Ici, les rues habillent de milles voitures. De milles feux. Cependant, les piétons se font rares. Je suis presque seul sur le trottoir. Pas question de prendre un taxi! Je dois économiser les quelques pesos que j’ai en poche. Ma grand-mère me disait souvent que savoir bien gérer son argent quand on n’est pas chez soi est un bon atout. Sinon, on risque de se retrouver sans un sous. Surtout que les gens, n’ayant même pas une centime en poche, ne sont pas les bienvenus chez le voisin.
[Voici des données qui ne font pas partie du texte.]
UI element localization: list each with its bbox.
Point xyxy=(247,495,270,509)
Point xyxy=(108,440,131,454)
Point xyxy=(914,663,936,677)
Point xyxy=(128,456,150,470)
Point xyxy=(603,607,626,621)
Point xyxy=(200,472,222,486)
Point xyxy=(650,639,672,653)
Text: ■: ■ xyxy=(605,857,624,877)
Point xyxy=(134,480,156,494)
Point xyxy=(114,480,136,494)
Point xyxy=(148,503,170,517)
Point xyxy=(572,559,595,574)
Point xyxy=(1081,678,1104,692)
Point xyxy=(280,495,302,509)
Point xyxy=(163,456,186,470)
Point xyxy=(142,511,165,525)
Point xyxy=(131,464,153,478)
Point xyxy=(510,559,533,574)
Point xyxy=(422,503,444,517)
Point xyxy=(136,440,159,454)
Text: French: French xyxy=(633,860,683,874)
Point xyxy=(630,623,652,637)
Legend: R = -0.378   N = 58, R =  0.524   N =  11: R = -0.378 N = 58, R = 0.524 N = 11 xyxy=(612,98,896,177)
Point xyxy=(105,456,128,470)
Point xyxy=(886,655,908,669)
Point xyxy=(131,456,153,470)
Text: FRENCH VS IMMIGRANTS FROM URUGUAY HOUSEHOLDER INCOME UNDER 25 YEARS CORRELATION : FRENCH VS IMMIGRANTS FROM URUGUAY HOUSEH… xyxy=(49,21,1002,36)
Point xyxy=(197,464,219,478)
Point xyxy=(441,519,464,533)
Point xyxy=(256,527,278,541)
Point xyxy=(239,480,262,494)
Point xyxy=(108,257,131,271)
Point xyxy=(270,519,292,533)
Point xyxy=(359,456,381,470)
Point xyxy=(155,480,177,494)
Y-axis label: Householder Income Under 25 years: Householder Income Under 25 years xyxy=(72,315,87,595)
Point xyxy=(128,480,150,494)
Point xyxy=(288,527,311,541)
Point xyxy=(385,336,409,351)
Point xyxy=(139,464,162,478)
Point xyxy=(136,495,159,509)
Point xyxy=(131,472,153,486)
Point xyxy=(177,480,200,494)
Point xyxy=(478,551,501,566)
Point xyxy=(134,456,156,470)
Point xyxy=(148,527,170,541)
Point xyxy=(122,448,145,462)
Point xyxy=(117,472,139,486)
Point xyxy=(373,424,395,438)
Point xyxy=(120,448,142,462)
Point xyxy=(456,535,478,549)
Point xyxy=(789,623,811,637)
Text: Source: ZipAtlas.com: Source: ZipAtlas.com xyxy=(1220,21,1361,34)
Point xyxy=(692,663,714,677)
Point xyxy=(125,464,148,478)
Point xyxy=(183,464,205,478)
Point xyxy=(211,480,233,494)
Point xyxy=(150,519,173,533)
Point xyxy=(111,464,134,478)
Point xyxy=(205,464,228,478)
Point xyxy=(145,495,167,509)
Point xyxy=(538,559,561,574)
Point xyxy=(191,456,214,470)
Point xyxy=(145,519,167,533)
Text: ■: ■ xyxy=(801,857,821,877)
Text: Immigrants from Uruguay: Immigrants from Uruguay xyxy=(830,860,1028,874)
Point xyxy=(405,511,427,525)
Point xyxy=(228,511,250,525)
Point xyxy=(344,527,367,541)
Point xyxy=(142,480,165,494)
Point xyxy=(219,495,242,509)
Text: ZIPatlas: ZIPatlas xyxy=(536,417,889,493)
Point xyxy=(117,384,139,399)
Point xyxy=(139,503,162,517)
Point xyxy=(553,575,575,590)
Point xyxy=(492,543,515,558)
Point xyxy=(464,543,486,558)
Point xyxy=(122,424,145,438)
Il est 18h 00 quand j’arrive à la Plaza Olympica. Je m’installe à une table en attendant l’arrivée de mon ami-poète. Le bâtiment, doté d’une de ses architectures modernes, est regorgé de monde. J’en profite alors pour admirer de jolies petites fleurs étalées partout dans la grande salle. À les voir, on comprend vite qu’elles ont été créées avec les mains du bon Dieu et que ce dernier a certainement mis du temps à les façonner ainsi.
Après une bonne demi-heure, le voila qui s’amène dans sa tenue de ville. Chemise à barres multicolores, pantalon noir et chaussures à l’italienne, Claude Sannécharles se joint à moi. « Sa k pase papa ? », lance-t-il sur un ton plutôt amusant. Et moi de répondre : « Poze wi bro ». Nous nous engageons donc dans une conversation presqu’interminable où il raconte quasiment tout sur sa personne. Et ce, malgré la musique qui bat son plein à l’autre côté de l’édifice.
Claude Sainnécharles et son parcours de poète
Claude Sainnécharles est né en Haïti en 1981. Il est poète, écrivain, et « slammotivator ». Il vit à Santiago en République dominicaine où il entreprend des études de langues modernes à UTESA – Universidad Tecnologica de Santiago. Tout jeune, Claude a commencé à pondre ses premiers vers à la bibliothèque Justin Lhérisson de Carrefour à travers les ateliers Marcel Gilbert. De ses ateliers naissent toute une crèche d’artistes, de poètes, d’écrivains et de romanciers.
En 2014, Claude est sorti deuxième leauréat du concours de haïku Mainichi d’Osaka au Japon, l’un des plus grands au monde dans ce domaine. Il y a participé sous l’influence de Diane Descôteaux, la reine de l’haïku dans la sphère francophone, qui était venue en Haïti dans le but de donner des formations sur cette forme de poésie japonaise. Depuis lors, Claude est tombé amoureux de ce genre littéraire: « J’aime tout ce qui est profond, tout ce qui a un caractère intérieur ». Pour lui, la définition de haïku n’est autre qu’ «une façon de photographier un instant, un moment intense, émotionnel. »
L’haïku avec lequel Claude Sainnécharles a remporté le second prix du concours “Mainichi Haiku Contest”
« plaisir au bord de la mer
la vague laisse
une femme sans culotte »
L’anthologie de poésie « Zile a – La Isla », une initiative de Claude Sainnécharles
L’anthologie de poésie « Zile a – La Isla » naît de l’initiative de Claude Sainnécharles. Il a réuni plus de 40 poètes haïtiens et dominicains dans le but de donner une « autre perspective à la thématique binationale.» Selon lui, cette initiative est un prétexte à la conciliation ou plutôt au rapprochement des deux peuples. Une façon de permettre à ces jeunes poètes de partager une « autre vision plus positive de la relation binationale » tout en promouvant l’harmonie entre eux.
Il faut préciser que Claude Sainnécharles a laissé le pays suite au terrible tremblement de terre de 2010 qui a fait plusieurs milliers de morts. Depuis, il vit entre Haïti et la République Dominicaine où il exerce son métier d’écrivain.